Im Interview eiert Herr Streeck herum, anders lässt es sich nicht zusammenfassen. Auf die Frage nach harten Maßnahmen und einer Verlängerung des Lockdown verweigert er die Antwort. Ein Virologe ohne Meinung. Er ist nur „skeptisch“, ob die Infektionszahlen in diesem Winter sinken werden. Dafür hat der Mann so lange studiert! Nein, Vorschläge zur Eingrenzung der Pandemie hat er nicht zu bieten.

Stattdessen legt Herr Streeck eine interessante Fährte. Er spießt den „Grenzwert von 50 Neuinfektionen je 100000 Einwohner“ auf.
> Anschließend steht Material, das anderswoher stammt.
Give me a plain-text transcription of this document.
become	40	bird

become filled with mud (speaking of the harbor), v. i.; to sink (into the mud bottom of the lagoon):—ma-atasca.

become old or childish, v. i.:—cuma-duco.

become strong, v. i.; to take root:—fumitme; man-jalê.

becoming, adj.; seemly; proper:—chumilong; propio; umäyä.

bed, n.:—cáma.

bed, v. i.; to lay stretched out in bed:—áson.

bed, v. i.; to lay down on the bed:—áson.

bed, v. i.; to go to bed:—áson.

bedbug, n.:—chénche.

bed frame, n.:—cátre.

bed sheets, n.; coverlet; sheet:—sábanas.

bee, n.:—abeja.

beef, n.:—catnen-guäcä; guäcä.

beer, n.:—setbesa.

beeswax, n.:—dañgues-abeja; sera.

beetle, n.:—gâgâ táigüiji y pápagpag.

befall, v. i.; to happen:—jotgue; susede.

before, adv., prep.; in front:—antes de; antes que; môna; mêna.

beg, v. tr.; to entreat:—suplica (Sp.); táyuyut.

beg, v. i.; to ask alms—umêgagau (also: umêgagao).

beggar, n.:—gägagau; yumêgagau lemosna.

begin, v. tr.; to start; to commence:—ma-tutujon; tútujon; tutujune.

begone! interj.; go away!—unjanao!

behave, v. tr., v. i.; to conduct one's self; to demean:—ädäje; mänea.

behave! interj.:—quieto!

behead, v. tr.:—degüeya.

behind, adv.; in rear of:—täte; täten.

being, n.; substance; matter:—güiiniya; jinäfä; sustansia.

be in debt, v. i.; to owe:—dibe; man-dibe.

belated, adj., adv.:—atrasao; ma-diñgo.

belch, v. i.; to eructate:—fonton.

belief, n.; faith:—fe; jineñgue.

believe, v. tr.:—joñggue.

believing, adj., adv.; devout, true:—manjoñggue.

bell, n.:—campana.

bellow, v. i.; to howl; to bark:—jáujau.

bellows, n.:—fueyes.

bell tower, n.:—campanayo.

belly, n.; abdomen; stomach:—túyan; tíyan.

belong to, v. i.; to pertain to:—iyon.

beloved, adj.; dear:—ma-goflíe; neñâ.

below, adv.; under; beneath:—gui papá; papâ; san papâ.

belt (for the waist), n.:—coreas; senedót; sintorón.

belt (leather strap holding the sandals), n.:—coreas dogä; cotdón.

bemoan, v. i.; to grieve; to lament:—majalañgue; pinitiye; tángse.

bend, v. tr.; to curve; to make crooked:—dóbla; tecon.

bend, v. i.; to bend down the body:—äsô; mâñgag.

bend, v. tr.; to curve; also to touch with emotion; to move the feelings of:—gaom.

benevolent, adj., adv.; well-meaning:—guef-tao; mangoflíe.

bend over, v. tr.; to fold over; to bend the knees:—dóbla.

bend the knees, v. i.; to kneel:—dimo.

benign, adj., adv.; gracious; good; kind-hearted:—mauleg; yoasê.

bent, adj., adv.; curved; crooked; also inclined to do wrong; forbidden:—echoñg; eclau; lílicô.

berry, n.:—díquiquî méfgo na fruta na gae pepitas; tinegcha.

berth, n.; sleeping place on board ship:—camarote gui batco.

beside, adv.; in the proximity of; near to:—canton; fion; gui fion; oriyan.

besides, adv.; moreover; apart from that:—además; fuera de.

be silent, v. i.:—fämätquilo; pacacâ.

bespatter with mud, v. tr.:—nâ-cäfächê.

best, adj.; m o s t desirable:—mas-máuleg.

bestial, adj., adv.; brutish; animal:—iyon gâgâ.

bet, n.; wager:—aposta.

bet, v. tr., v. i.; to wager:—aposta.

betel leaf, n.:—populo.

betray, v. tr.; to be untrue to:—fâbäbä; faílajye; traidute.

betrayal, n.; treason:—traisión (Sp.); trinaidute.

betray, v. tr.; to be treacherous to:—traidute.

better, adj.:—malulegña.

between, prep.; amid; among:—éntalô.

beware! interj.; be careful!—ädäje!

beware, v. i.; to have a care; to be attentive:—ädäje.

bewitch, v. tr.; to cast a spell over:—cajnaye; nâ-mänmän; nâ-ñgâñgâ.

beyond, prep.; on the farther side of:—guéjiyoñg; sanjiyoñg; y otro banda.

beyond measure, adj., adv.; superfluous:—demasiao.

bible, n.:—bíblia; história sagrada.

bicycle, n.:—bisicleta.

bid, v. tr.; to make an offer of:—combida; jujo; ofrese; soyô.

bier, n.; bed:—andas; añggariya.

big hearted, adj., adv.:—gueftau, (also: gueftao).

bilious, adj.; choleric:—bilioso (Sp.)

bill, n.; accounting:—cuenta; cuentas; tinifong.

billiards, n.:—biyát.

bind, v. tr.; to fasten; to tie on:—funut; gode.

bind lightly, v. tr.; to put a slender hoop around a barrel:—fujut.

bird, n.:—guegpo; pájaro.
Kritischer Wert oder Schwellenwert heißt er in den Medien auch, und genaue Wissenschaftler erklären noch, dass es sich um die Zahl der Infektionen pro Woche handelt. So genau formuliert Herr Streeck erst gar nicht, denn er weiß: Die Politiker sind schuld. Die 50 sind ein „von der Politik definierter Grenzwert“, der „ein völlig falsches Bild“ vermittelt. Man muss sich diese Äußerung auf der Zunge zergehen lassen. Das ist doch alles Quatsch, versteht man als unbefangener Leser, das haben doch nur „die Politiker“ erfunden!

Streeck liefert die Pseudobegründung gleich mit. Alle Zahlen seien unsicher, dazu seien es auch die falschen Zahlen, nur bedingt aussagekräftig. Bleibt die Frage, welche Datengrundlage – und welche Maßnahmen – Herr Streeck vorschlägt? Er hat keine Antwort.
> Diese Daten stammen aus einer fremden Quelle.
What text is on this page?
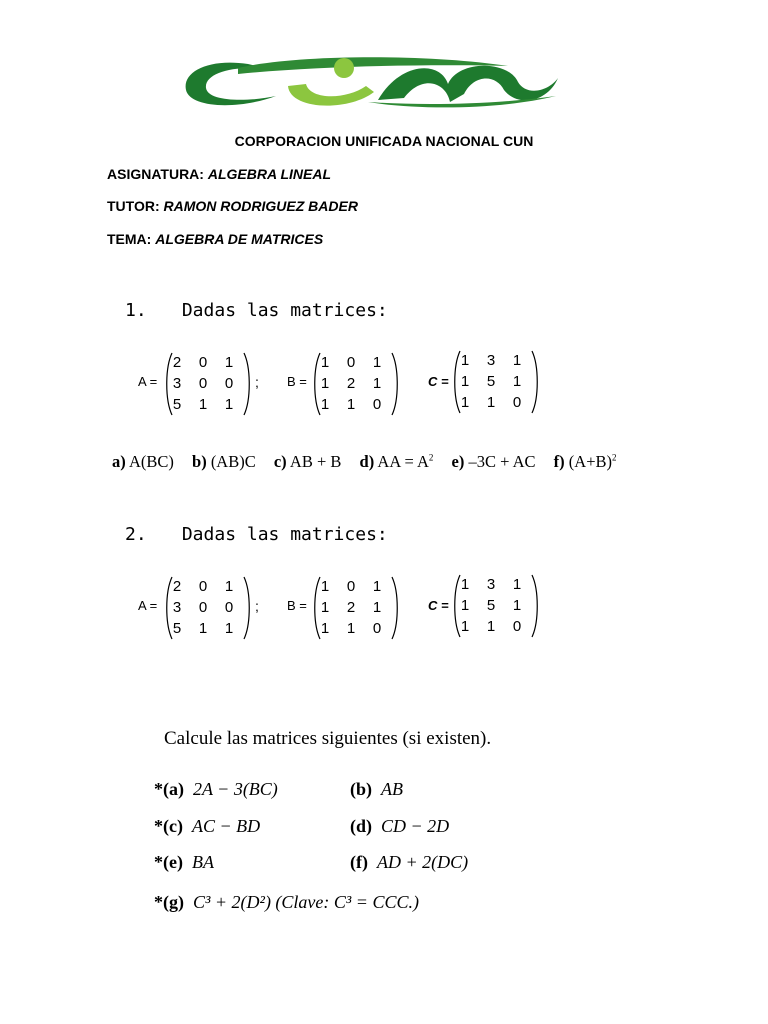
CORPORACION UNIFICADA NACIONAL CUN
ASIGNATURA: ALGEBRA LINEAL
TUTOR: RAMON RODRIGUEZ BADER
TEMA: ALGEBRA DE MATRICES
1. Dadas las matrices:
A =
2	0	1
3	0	0
5	1	1
; B =
1	0	1
1	2	1
1	1	0
C =
1	3	1
1	5	1
1	1	0
a) A(BC) b) (AB)C c) AB + B d) AA = $A^2$ e) –3C + AC f) $(A+B)^2$
2. Dadas las matrices:
A =
2	0	1
3	0	0
5	1	1
; B =
1	0	1
1	2	1
1	1	0
C =
1	3	1
1	5	1
1	1	0
Calcule las matrices siguientes (si existen).
*(a) 2A − 3(BC)	(b) AB
*(c) AC − BD	(d) CD − 2D
*(e) BA	(f) AD + 2(DC)
*(g) C³ + 2(D²) (Clave: C³ = CCC.)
Die von den Medien berichteten Mutationen des Corona-Virus muss man ernst nehmen, sagt Streeck, aber er wiegelt gleich ab: Die Infektiosität habe nicht die Dimension von Masern, kein Grund zur Panik. Masern? Das hatten wir doch als Kinder, das musste man einfach durchmachen, das ist heute doch kaum noch ein Problem (immer die mit ihrer Impfpflicht)? Also Corona = Masern = alles ganz harmlos? Ja, so ist das wohl gemeint. Streeck sagt es ganz offen: „Dieses Virus ist Gott sei Dank für den Großteil der Bevölkerung ungefährlich.“ Eine kleine Einschränkung fügt Streeck dann aber doch hinzu, „für einige aber sehr tödlich“. Nicht einfach tödlich, sondern sehr tödlich, sozusagen toter als tot.
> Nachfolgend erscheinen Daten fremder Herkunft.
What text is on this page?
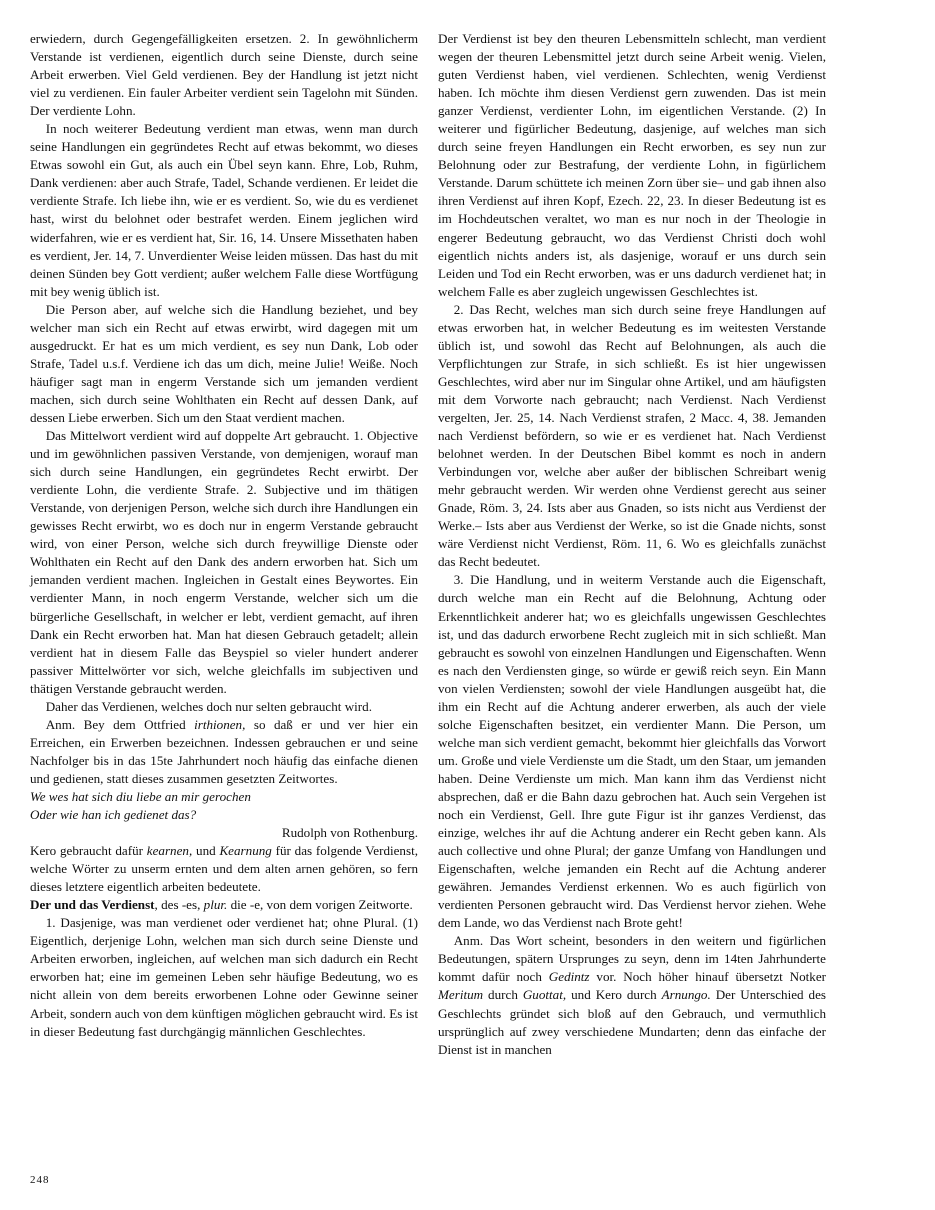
erwiedern, durch Gegengefälligkeiten ersetzen. 2. In gewöhnlicherm Verstande ist verdienen, eigentlich durch seine Dienste, durch seine Arbeit erwerben. Viel Geld verdienen. Bey der Handlung ist jetzt nicht viel zu verdienen. Ein fauler Arbeiter verdient sein Tagelohn mit Sünden. Der verdiente Lohn.

In noch weiterer Bedeutung verdient man etwas, wenn man durch seine Handlungen ein gegründetes Recht auf etwas bekommt, wo dieses Etwas sowohl ein Gut, als auch ein Übel seyn kann. Ehre, Lob, Ruhm, Dank verdienen: aber auch Strafe, Tadel, Schande verdienen. Er leidet die verdiente Strafe. Ich liebe ihn, wie er es verdient. So, wie du es verdienet hast, wirst du belohnet oder bestrafet werden. Einem jeglichen wird widerfahren, wie er es verdient hat, Sir. 16, 14. Unsere Missethaten haben es verdient, Jer. 14, 7. Unverdienter Weise leiden müssen. Das hast du mit deinen Sünden bey Gott verdient; außer welchem Falle diese Wortfügung mit bey wenig üblich ist.

Die Person aber, auf welche sich die Handlung beziehet, und bey welcher man sich ein Recht auf etwas erwirbt, wird dagegen mit um ausgedruckt. Er hat es um mich verdient, es sey nun Dank, Lob oder Strafe, Tadel u.s.f. Verdiene ich das um dich, meine Julie! Weiße. Noch häufiger sagt man in engerm Verstande sich um jemanden verdient machen, sich durch seine Wohlthaten ein Recht auf dessen Dank, auf dessen Liebe erwerben. Sich um den Staat verdient machen.

Das Mittelwort verdient wird auf doppelte Art gebraucht. 1. Objective und im gewöhnlichen passiven Verstande, von demjenigen, worauf man sich durch seine Handlungen, ein gegründetes Recht erwirbt. Der verdiente Lohn, die verdiente Strafe. 2. Subjective und im thätigen Verstande, von derjenigen Person, welche sich durch ihre Handlungen ein gewisses Recht erwirbt, wo es doch nur in engerm Verstande gebraucht wird, von einer Person, welche sich durch freywillige Dienste oder Wohlthaten ein Recht auf den Dank des andern erworben hat. Sich um jemanden verdient machen. Ingleichen in Gestalt eines Beywortes. Ein verdienter Mann, in noch engerm Verstande, welcher sich um die bürgerliche Gesellschaft, in welcher er lebt, verdient gemacht, auf ihren Dank ein Recht erworben hat. Man hat diesen Gebrauch getadelt; allein verdient hat in diesem Falle das Beyspiel so vieler hundert anderer passiver Mittelwörter vor sich, welche gleichfalls im subjectiven und thätigen Verstande gebraucht werden.

Daher das Verdienen, welches doch nur selten gebraucht wird.

Anm. Bey dem Ottfried irthionen, so daß er und ver hier ein Erreichen, ein Erwerben bezeichnen. Indessen gebrauchen er und seine Nachfolger bis in das 15te Jahrhundert noch häufig das einfache dienen und gedienen, statt dieses zusammen gesetzten Zeitwortes.

We wes hat sich diu liebe an mir gerochen

Oder wie han ich gedienet das?

Rudolph von Rothenburg.

Kero gebraucht dafür kearnen, und Kearnung für das folgende Verdienst, welche Wörter zu unserm ernten und dem alten arnen gehören, so fern dieses letztere eigentlich arbeiten bedeutete.

Der und das Verdienst, des -es, plur. die -e, von dem vorigen Zeitworte.

1. Dasjenige, was man verdienet oder verdienet hat; ohne Plural. (1) Eigentlich, derjenige Lohn, welchen man sich durch seine Dienste und Arbeiten erworben, ingleichen, auf welchen man sich dadurch ein Recht erworben hat; eine im gemeinen Leben sehr häufige Bedeutung, wo es nicht allein von dem bereits erworbenen Lohne oder Gewinne seiner Arbeit, sondern auch von dem künftigen möglichen gebraucht wird. Es ist in dieser Bedeutung fast durchgängig männlichen Geschlechtes.

Der Verdienst ist bey den theuren Lebensmitteln schlecht, man verdient wegen der theuren Lebensmittel jetzt durch seine Arbeit wenig. Vielen, guten Verdienst haben, viel verdienen. Schlechten, wenig Verdienst haben. Ich möchte ihm diesen Verdienst gern zuwenden. Das ist mein ganzer Verdienst, verdienter Lohn, im eigentlichen Verstande. (2) In weiterer und figürlicher Bedeutung, dasjenige, auf welches man sich durch seine freyen Handlungen ein Recht erworben, es sey nun zur Belohnung oder zur Bestrafung, der verdiente Lohn, in figürlichem Verstande. Darum schüttete ich meinen Zorn über sie– und gab ihnen also ihren Verdienst auf ihren Kopf, Ezech. 22, 23. In dieser Bedeutung ist es im Hochdeutschen veraltet, wo man es nur noch in der Theologie in engerer Bedeutung gebraucht, wo das Verdienst Christi doch wohl eigentlich nichts anders ist, als dasjenige, worauf er uns durch sein Leiden und Tod ein Recht erworben, was er uns dadurch verdienet hat; in welchem Falle es aber zugleich ungewissen Geschlechtes ist.

2. Das Recht, welches man sich durch seine freye Handlungen auf etwas erworben hat, in welcher Bedeutung es im weitesten Verstande üblich ist, und sowohl das Recht auf Belohnungen, als auch die Verpflichtungen zur Strafe, in sich schließt. Es ist hier ungewissen Geschlechtes, wird aber nur im Singular ohne Artikel, und am häufigsten mit dem Vorworte nach gebraucht; nach Verdienst. Nach Verdienst vergelten, Jer. 25, 14. Nach Verdienst strafen, 2 Macc. 4, 38. Jemanden nach Verdienst befördern, so wie er es verdienet hat. Nach Verdienst belohnet werden. In der Deutschen Bibel kommt es noch in andern Verbindungen vor, welche aber außer der biblischen Schreibart wenig mehr gebraucht werden. Wir werden ohne Verdienst gerecht aus seiner Gnade, Röm. 3, 24. Ists aber aus Gnaden, so ists nicht aus Verdienst der Werke.– Ists aber aus Verdienst der Werke, so ist die Gnade nichts, sonst wäre Verdienst nicht Verdienst, Röm. 11, 6. Wo es gleichfalls zunächst das Recht bedeutet.

3. Die Handlung, und in weiterm Verstande auch die Eigenschaft, durch welche man ein Recht auf die Belohnung, Achtung oder Erkenntlichkeit anderer hat; wo es gleichfalls ungewissen Geschlechtes ist, und das dadurch erworbene Recht zugleich mit in sich schließt. Man gebraucht es sowohl von einzelnen Handlungen und Eigenschaften. Wenn es nach den Verdiensten ginge, so würde er gewiß reich seyn. Ein Mann von vielen Verdiensten; sowohl der viele Handlungen ausgeübt hat, die ihm ein Recht auf die Achtung anderer erwerben, als auch der viele solche Eigenschaften besitzet, ein verdienter Mann. Die Person, um welche man sich verdient gemacht, bekommt hier gleichfalls das Vorwort um. Große und viele Verdienste um die Stadt, um den Staar, um jemanden haben. Deine Verdienste um mich. Man kann ihm das Verdienst nicht absprechen, daß er die Bahn dazu gebrochen hat. Auch sein Vergehen ist noch ein Verdienst, Gell. Ihre gute Figur ist ihr ganzes Verdienst, das einzige, welches ihr auf die Achtung anderer ein Recht geben kann. Als auch collective und ohne Plural; der ganze Umfang von Handlungen und Eigenschaften, welche jemanden ein Recht auf die Achtung anderer gewähren. Jemandes Verdienst erkennen. Wo es auch figürlich von verdienten Personen gebraucht wird. Das Verdienst hervor ziehen. Wehe dem Lande, wo das Verdienst nach Brote geht!

Anm. Das Wort scheint, besonders in den weitern und figürlichen Bedeutungen, spätern Ursprunges zu seyn, denn im 14ten Jahrhunderte kommt dafür noch Gedintz vor. Noch höher hinauf übersetzt Notker Meritum durch Guottat, und Kero durch Arnungo. Der Unterschied des Geschlechts gründet sich bloß auf den Gebrauch, und vermuthlich ursprünglich auf zwey verschiedene Mundarten; denn das einfache der Dienst ist in manchen

248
Soll also die alte Regel für den Transport von Schüttgütern gelten, ein bisschen Verlust ist immer? Nein, so weit mag Streeck nicht gehen, schließlich hat er ja auch im Dom gesprochen. Sehr tödlich ist Corona nur für die Älteren, für die Immunschwachen in den Heimen, sagt er, und an dieser Stelle wechselt Streeck in den pluralis maiestatis: „wir haben gefordert“, nämlich „umfangreiches Testen, Besucherauflagen, Schleusen und andere Maßnahmen“. Sperrt sie weg, die Alten! Und sperrt mit ihnen weg: Die Ärzte, die Pflegekräfte, die Hausmeister, die Lieferanten von Lebensmitteln und Pflegematerial, die Müllabfuhr, die Beerdigungsunternehmer, also alle, die irgendwie Kontakt mit ihnen haben. Alle? Auch deren Familienangehörige, Nachbarn und Freunde? Jeder weiß, dass das unmöglich ist. Niemand ist eine Insel, das hat auch das Meyer-Suhrheinrich-Haus in Hiltrup erfahren müssen. Auch wenn man die Pflegekräfte von ihren Familien trennt und im Hotel kaserniert, schafft es das Virus hinein und tötet.

Streeck will uns weis machen, Corona sei harmlos. Er ignoriert die schweren Verläufe auch bei Jüngeren. Er lässt jede Solidarität mit den Älteren vermissen. Das ist verantwortungslos.

Eine Frage nur zum Schluss: Warum bieten die Westfälischen Nachrichten einem solchen Querdenker unter dem Deckmantel des Professorentitels die Bühne zur Verbreitung dieser Sprüche?